As far as I can tell, this is how it happened.
Somebody submits a story about the breaking of the HD-DVD AACS key code to Digg. The story includes the actual code, which — as Mike pointed out in an e-mail — looks like a string of creepy numbers from “Lost”. (My first thought was that it was someone’s home WEP key.)
The Digg story gets Digged (Dugg?) by something like 15,000 users.
Digg cites intellectual property and deletes the story.
Digg catches on fire.
Okay, not on fire. But there were a lot of raging geeks yelling about the end of Web 2.0 and the death of free speech and all sorts of other 21st-century concerns. Even Digg seems to understand that the yanking of a geek news story is a bad idea these days, as far as optics go.
But at the risk of being branded a cranky old contrarian who just doesn’t get it, man, I’d like to ask one question: How is the revelation of the HD-DVD AACS key world news? How many of us are going to run to our local Best Buy and grab that HD-DVD disc of “Alpha Dog” and bring it home to share it with the online downloading community? Who’s got the time? Who’s got the bandwidth?
… okay, I understand what’s really at stake here. Studios won’t support either of the high-def DVD formats if they don’t think they’re secure, and DRM is all there is between their precious 18 GB movie files and hundreds of thousands of hungry, freeloading college students. So the perception of security is at least as important as actual security.

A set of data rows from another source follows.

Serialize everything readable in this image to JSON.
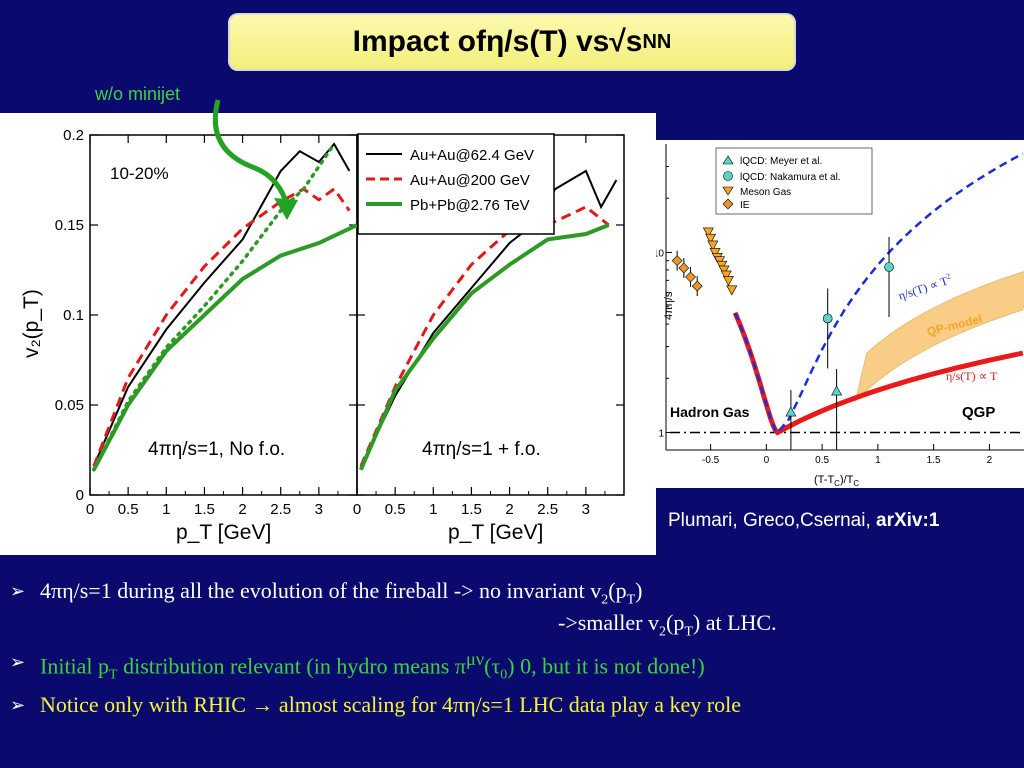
{
  "title": {
    "prefix": "Impact of ",
    "eta": "η",
    "middle": "/s(T) vs ",
    "sqrt": "√s",
    "sub": "NN"
  },
  "minijet_label": "w/o minijet",
  "left_chart": {
    "centrality": "10-20%",
    "ylabel": "v₂(p_T)",
    "xlabel": "p_T [GeV]",
    "yticks": [
      "0",
      "0.05",
      "0.1",
      "0.15",
      "0.2"
    ],
    "xticks": [
      "0",
      "0.5",
      "1",
      "1.5",
      "2",
      "2.5",
      "3"
    ],
    "legend": [
      "Au+Au@62.4 GeV",
      "Au+Au@200 GeV",
      "Pb+Pb@2.76 TeV"
    ],
    "colors": {
      "au62": "#000000",
      "au200": "#e01a1a",
      "pbpb": "#2e9a26"
    },
    "panel1_label": "4πη/s=1, No f.o.",
    "panel2_label": "4πη/s=1 + f.o."
  },
  "chart_data": [
    {
      "type": "line",
      "title": "",
      "xlabel": "p_T [GeV]",
      "ylabel": "v₂(p_T)",
      "xlim": [
        0,
        3.5
      ],
      "ylim": [
        0,
        0.2
      ],
      "annotation": "4πη/s=1, No f.o.",
      "series": [
        {
          "name": "Au+Au@62.4 GeV",
          "x": [
            0.05,
            0.5,
            1,
            1.5,
            2,
            2.5,
            2.75,
            3,
            3.2,
            3.4
          ],
          "y": [
            0.016,
            0.06,
            0.092,
            0.118,
            0.142,
            0.18,
            0.191,
            0.185,
            0.195,
            0.18
          ]
        },
        {
          "name": "Au+Au@200 GeV",
          "x": [
            0.05,
            0.5,
            1,
            1.5,
            2,
            2.5,
            2.8,
            3,
            3.2,
            3.4
          ],
          "y": [
            0.016,
            0.065,
            0.1,
            0.127,
            0.148,
            0.163,
            0.17,
            0.164,
            0.17,
            0.158
          ]
        },
        {
          "name": "Pb+Pb@2.76 TeV",
          "x": [
            0.05,
            0.5,
            1,
            1.5,
            2,
            2.5,
            3,
            3.5
          ],
          "y": [
            0.014,
            0.05,
            0.08,
            0.1,
            0.12,
            0.133,
            0.14,
            0.15
          ]
        },
        {
          "name": "Pb+Pb@2.76 TeV w/o minijet",
          "x": [
            0.05,
            0.5,
            1,
            1.5,
            2,
            2.5,
            2.8,
            3.2
          ],
          "y": [
            0.014,
            0.052,
            0.082,
            0.105,
            0.13,
            0.158,
            0.17,
            0.195
          ]
        }
      ]
    },
    {
      "type": "line",
      "title": "",
      "xlabel": "p_T [GeV]",
      "ylabel": "v₂(p_T)",
      "xlim": [
        0,
        3.5
      ],
      "ylim": [
        0,
        0.2
      ],
      "annotation": "4πη/s=1 + f.o.",
      "series": [
        {
          "name": "Au+Au@62.4 GeV",
          "x": [
            0.05,
            0.5,
            1,
            1.5,
            2,
            2.3,
            2.6,
            3,
            3.2,
            3.4
          ],
          "y": [
            0.015,
            0.055,
            0.09,
            0.115,
            0.14,
            0.15,
            0.17,
            0.18,
            0.16,
            0.175
          ]
        },
        {
          "name": "Au+Au@200 GeV",
          "x": [
            0.05,
            0.5,
            1,
            1.5,
            2,
            2.5,
            3,
            3.3
          ],
          "y": [
            0.016,
            0.06,
            0.1,
            0.128,
            0.147,
            0.15,
            0.16,
            0.15
          ]
        },
        {
          "name": "Pb+Pb@2.76 TeV",
          "x": [
            0.05,
            0.5,
            1,
            1.5,
            2,
            2.5,
            3,
            3.3
          ],
          "y": [
            0.014,
            0.058,
            0.087,
            0.112,
            0.128,
            0.142,
            0.145,
            0.15
          ]
        }
      ]
    },
    {
      "type": "scatter",
      "xlabel": "(T-T_C)/T_C",
      "ylabel": "4πη/s",
      "xlim": [
        -0.9,
        2.4
      ],
      "ylim": [
        0.8,
        40
      ],
      "log_y": true,
      "xticks": [
        "-0.5",
        "0",
        "0.5",
        "1",
        "1.5",
        "2"
      ],
      "yticks": [
        "1",
        "10"
      ],
      "legend": [
        "lQCD: Meyer et al.",
        "lQCD: Nakamura et al.",
        "Meson Gas",
        "IE"
      ],
      "region_labels": [
        "Hadron Gas",
        "QGP"
      ],
      "curve_labels": [
        "η/s(T) ∝ T²",
        "QP-model",
        "η/s(T) ∝ T"
      ],
      "series": [
        {
          "name": "lQCD: Meyer et al.",
          "x": [
            0.22,
            0.63
          ],
          "y": [
            1.3,
            1.7
          ]
        },
        {
          "name": "lQCD: Nakamura et al.",
          "x": [
            0.55,
            1.1
          ],
          "y": [
            4.3,
            8.3
          ]
        },
        {
          "name": "Meson Gas",
          "x": [
            -0.52,
            -0.5,
            -0.48,
            -0.46,
            -0.44,
            -0.42,
            -0.4,
            -0.38,
            -0.36,
            -0.34,
            -0.31
          ],
          "y": [
            13,
            12,
            11,
            10,
            9.4,
            9,
            8.5,
            8,
            7.5,
            7,
            6.2
          ]
        },
        {
          "name": "IE",
          "x": [
            -0.8,
            -0.74,
            -0.68,
            -0.62
          ],
          "y": [
            9,
            8.2,
            7.3,
            6.5
          ]
        }
      ]
    }
  ],
  "right_chart": {
    "ylabel": "4πη/s",
    "xlabel": "(T-T",
    "xlabel_sub": "C",
    "xlabel_mid": ")/T",
    "xlabel_sub2": "C",
    "xticks": [
      "-0.5",
      "0",
      "0.5",
      "1",
      "1.5",
      "2"
    ],
    "yticks": [
      "1",
      "10"
    ],
    "legend": [
      "lQCD: Meyer et al.",
      "lQCD: Nakamura et al.",
      "Meson Gas",
      "IE"
    ],
    "hadron": "Hadron Gas",
    "qgp": "QGP",
    "t2": "η/s(T) ∝ T",
    "t2sup": "2",
    "t1": "η/s(T) ∝ T",
    "qp": "QP-model",
    "colors": {
      "blue": "#1a2ed8",
      "red": "#e81a1a",
      "orange": "#f5a623"
    }
  },
  "reference": {
    "authors": "Plumari, Greco,Csernai, ",
    "arxiv": "arXiv:1"
  },
  "bullets": {
    "b1": "4πη/s=1 during all the evolution of the fireball -> no invariant v",
    "b1_sub": "2",
    "b1_tail": "(p",
    "b1_tail_sub": "T",
    "b1_end": ")",
    "b1c": "->smaller v",
    "b1c_sub": "2",
    "b1c_mid": "(p",
    "b1c_sub2": "T",
    "b1c_end": ") at LHC.",
    "b2": "Initial p",
    "b2_sub": "T",
    "b2_mid": " distribution relevant (in hydro means π",
    "b2_sup": "μν",
    "b2_mid2": "(τ",
    "b2_sub2": "0",
    "b2_end": ")    0, but it is not done!)",
    "b3": "Notice only with RHIC → almost scaling for 4πη/s=1 LHC data play a key role"
  }
}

But here’s the thing: DRM — that’s Digital Rights Management, for those of you without the nerd phrasebook — always gets cracked. There are literally dozens of ripping programs available for standard DVD now, and people still walk into stores and buy those discs by the millions every week. People who download pirated movies will always be a niche market; the trick is to keep legitimate consumers buying the best possible product.
I am not naive enough to believe I’ve just solved the piracy problem. But I do think things would be better if certain forces just acknowledged that some piracy is inevitable, and stopped treating the rest of the public like shifty loiterers just waiting for the chance to snap up some free stuff while the corporate back is turned. It spawns an uncomfortable culture of intimidation that allows stuff like this Digg thing to happen.
Also, I’d really like that HD-DVD edition of “Shaun of the Dead”, and ain’t no stinking pirate gonna stand in my way.